On Friday, 18 September 2015 at 20:55:06 UTC, Adam wrote:
Fact: Templates are static!

But templates are still normal functioning code and can actually work dynamically. We can see this by including a D compiler inside an app and have the app re-compile the templates for specific dynamic types. It doesn't need templates to do of course, but it shows that "Templates are static" is not quite as simple as it sounds.

But could D actually create some sort of internal expression of D templates as dynamic objects that can be used in run-time?

If have a template T that only uses 3 types, then one can simple do something like(pseudo):

t(object o)
{
// use dynamic reflection or whatever to get the type of the object o
if (o.type == 'int')
    return T!(int)(o.value, o.unit);
if (o.type == 'float')
    return T!(float)(o.value, o.unit);
return T!(unknown)(o.value, o.unit);
}

etc...

t then is a "dynamic representation" of the static functionality of T.

But my guess is that the compiler could essentially do this for us and allow one to use templates in a dynamic way. Most of the time it may not be of much use but, say, if one is interacting with console and T converts a string to a number. T could convert a number with unit such as "3mm" in to some base representation such as 0.003(m). float's are handled differently than ints(rounding depending on some criteria).

Maybe we use the T internally and its lightning fast. But for the console case, we have write a dynamic version of the template or create something similar to the code above.

But the compiler already knows, at least, some of the times that will be used and it should be able to instantiate the template for each of those types.

e.g., if you use T!(float) in the code, it will know to create the "dynamic wrapper" to include that type in the list. If you don't every use T!(float) explicitly then you can simply create a useless statement like {auto x = T!(float)("3.04mm");} which will be optimized but the compiler will then include float as a type used in the dynamic version of T. I may not be making much sense here, but it's the best I'll do.



The compiler then can do something like assemble the dynamic version of the template into a new function which can be used at compile time on any object. Using a simple special character could inform the compiler to use the dynamic template version.

object u = userInput();
&T(u); // (instead of using t(u)).


Here the compiler does all the work for us. If u has type float then this gets effectively dispatched to T!(float)(cast(float)u). If it's an int, then T!(int)(cast(int)u).

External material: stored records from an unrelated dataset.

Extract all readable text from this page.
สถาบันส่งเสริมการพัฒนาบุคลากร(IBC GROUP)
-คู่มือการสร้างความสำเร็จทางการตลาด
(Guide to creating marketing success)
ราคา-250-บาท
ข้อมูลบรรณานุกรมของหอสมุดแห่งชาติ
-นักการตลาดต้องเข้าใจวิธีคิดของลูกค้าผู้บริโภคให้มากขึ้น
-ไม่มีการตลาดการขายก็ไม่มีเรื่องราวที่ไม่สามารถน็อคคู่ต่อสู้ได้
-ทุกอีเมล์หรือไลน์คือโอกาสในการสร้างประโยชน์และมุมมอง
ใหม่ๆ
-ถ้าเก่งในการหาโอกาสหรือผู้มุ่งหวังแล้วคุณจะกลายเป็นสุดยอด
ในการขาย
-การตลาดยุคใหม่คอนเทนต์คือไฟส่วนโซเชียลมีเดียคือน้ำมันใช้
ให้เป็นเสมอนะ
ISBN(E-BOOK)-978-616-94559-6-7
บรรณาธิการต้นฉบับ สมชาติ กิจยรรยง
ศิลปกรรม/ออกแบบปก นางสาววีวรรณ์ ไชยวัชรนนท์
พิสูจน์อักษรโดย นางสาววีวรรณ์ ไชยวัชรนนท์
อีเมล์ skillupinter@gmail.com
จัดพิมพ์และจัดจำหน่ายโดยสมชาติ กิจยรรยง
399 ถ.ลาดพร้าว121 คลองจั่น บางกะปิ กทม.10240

What it mainly does for us is simplify having to do the cast our self along with the string of if checking for all the types or having to code that works dynamically

Or is it impossible for the D compiler to accomplish such a task automatically for us?

I think you could also do this using structs with a type enum inside and a union for the data contents. Then you can use string mixins using traits to create generic runtime functions that dispatch to the appropriate method/free standing function on the underlying type. Take a look at Algebraic and Adam Ruppe's jsvar.

Some of the genericity can be handled at compile time. For example, I have a templated time series entry struct. A time series is a slice of such structs. An entry definitively has a date, and it may have either a bid and ask or (a close and optionally open, high, low, adjusted close). It has a volume, and may have an open interest. The date may be a year/month/day or it might have a time too. I want to store things efficiently in memory and on disk. So I use hasMember!(typeof(pricebar.date),"hour") to find out if it's an intraday date or daily for example. See Andrei's allocator talk, his code, and maybe that for cerealed.

I have a bunch of templated functions that can do useful things with such a time series.

But then I want to pass them around wrapped in an a tagged union and generate versions of these functions that can operate on this untemplated struct. (I will wrap the slices, not the entries). That will make it easier to access my work from a dynamic language like Lua. I haven't written this bit yet, but I have done something similar in another context. A degree of misery in trying to figure out std.traits, but that's a one off cost and it goes quicker if you read others code for inspiration. UDAs help in specifying which functions should have wrapped versions generated etc.